QUESTION ASKED AND ANSWERED: Have Journalists Ever Met the People They Write About?
This isn’t a conservative-vs.-progressive thing. It’s not a Republican-vs.-Democrat thing. It’s not a coastal-elite-vs.-flyover-country thing. It’s not even a Trump thing. It’s a journalists-vs.-normal-people thing. Outside of the narcissistic and incestuous Thunderdome that houses the American media, it remains the case that people simply do not think in the way that the Beltway-media class believes they do. They are not traumatized by the daily news. They do not make key life decisions based upon the behavior of the president, nor wait for him to leave office before deciding that they are so disturbed that they no longer wish to work. They are not fixated upon the latest congressional MacGuffin or the implications of a given riot or the occasional mistakes of the police. And when they are looking to enjoy a good “cultural drama,” they do not look for it in the same places as the editors of the Washington Post do.
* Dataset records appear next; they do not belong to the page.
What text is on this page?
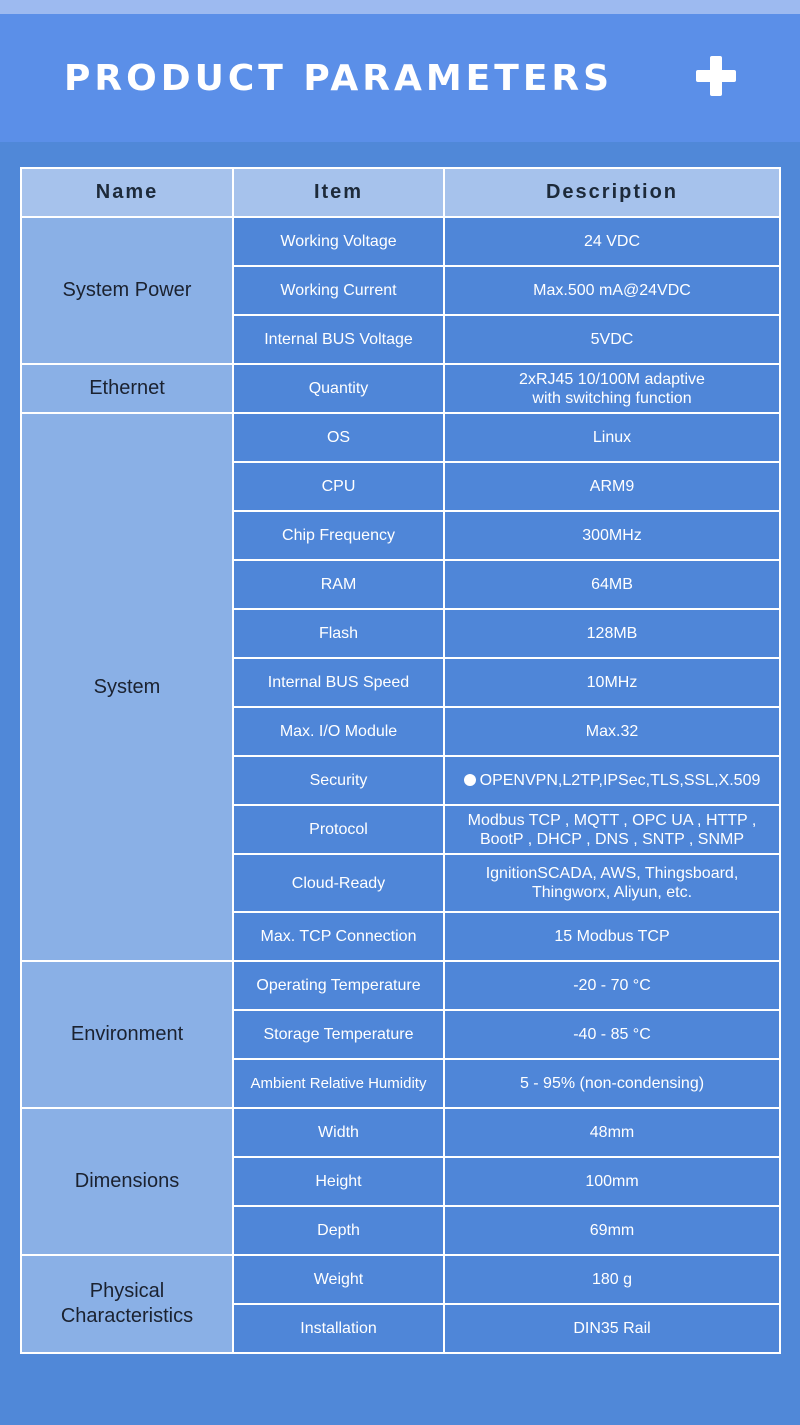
PRODUCT PARAMETERS
Name	Item	Description
System Power	Working Voltage	24 VDC
	Working Current	Max.500 mA@24VDC
	Internal BUS Voltage	5VDC
Ethernet	Quantity	2xRJ45 10/100M adaptive
with switching function

System	OS	Linux
	CPU	ARM9
	Chip Frequency	300MHz
	RAM	64MB
	Flash	128MB
	Internal BUS Speed	10MHz
	Max. I/O Module	Max.32
	Security	OPENVPN,L2TP,IPSec,TLS,SSL,X.509
	Protocol	Modbus TCP , MQTT , OPC UA , HTTP ,
BootP , DHCP , DNS , SNTP , SNMP

	Cloud-Ready	IgnitionSCADA, AWS, Thingsboard,
Thingworx, Aliyun, etc.

	Max. TCP Connection	15 Modbus TCP
Environment	Operating Temperature	-20 - 70 °C
	Storage Temperature	-40 - 85 °C
	Ambient Relative Humidity	5 - 95% (non-condensing)
Dimensions	Width	48mm
	Height	100mm
	Depth	69mm
Physical Characteristics	Weight	180 g
	Installation	DIN35 Rail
Only journalists and politicians do that. Why? Because they’re freaks. I mean that quite seriously, and I happily include myself in the description. People who argue about the national news every day are straight-up oddities — doubly so when they do it from New York or Washington, D.C.; triply so if they do it in pursuit of a comprehensible political ideology; and quadruply so if they do it using the digital funhouse we call Twitter. Don’t mistake me: There’s nothing wrong per se with being a weirdo. It’s a free country. But there is a lot wrong with being a weirdo who is totally unaware that he is a weirdo. And there’s even more wrong with being a weirdo who spends his days projecting his own interests, obsessions, anxieties, pathologies, and ideologies onto an unwitting and normal population that is nothing at all like him, while claiming that he is giving a voice to that same unwitting and normal population. Increasingly, I see it accepted that “Twitter isn’t real life.” Well, journalism isn’t, either, I’m afraid.
Yesterday, Punchbowl’s Jake Sherman noted that Joe Biden had said, of journalists: “You’re the brightest people in the country.” Then he added, sadly: “Trump didn’t say that.” But why would Trump have said that? Why would anyone say that — other than, perhaps, a paid therapist? I’m sure there are some bright journalists out there, just as there are some extremely stupid journalists out there. But is there anybody with a pulse who believes that, as a class, journalists are the “brightest people” in the United States? If their output is any guide, half of them can’t even read.
Related flashback: “The top 3 best selling vehicles in America are pick-ups. Question to reporters: do you personally know someone that owns one?”, Ace of Spades’ John Ekdahl asked on Twitter at the beginning of 2017. As Sean Davis of the Federalist noted in his article on that seemingly innocuous tweet, “Watch A Bunch Of Journalists Freak Out After Being Asked If They Know Anybody Who Drives A Truck.”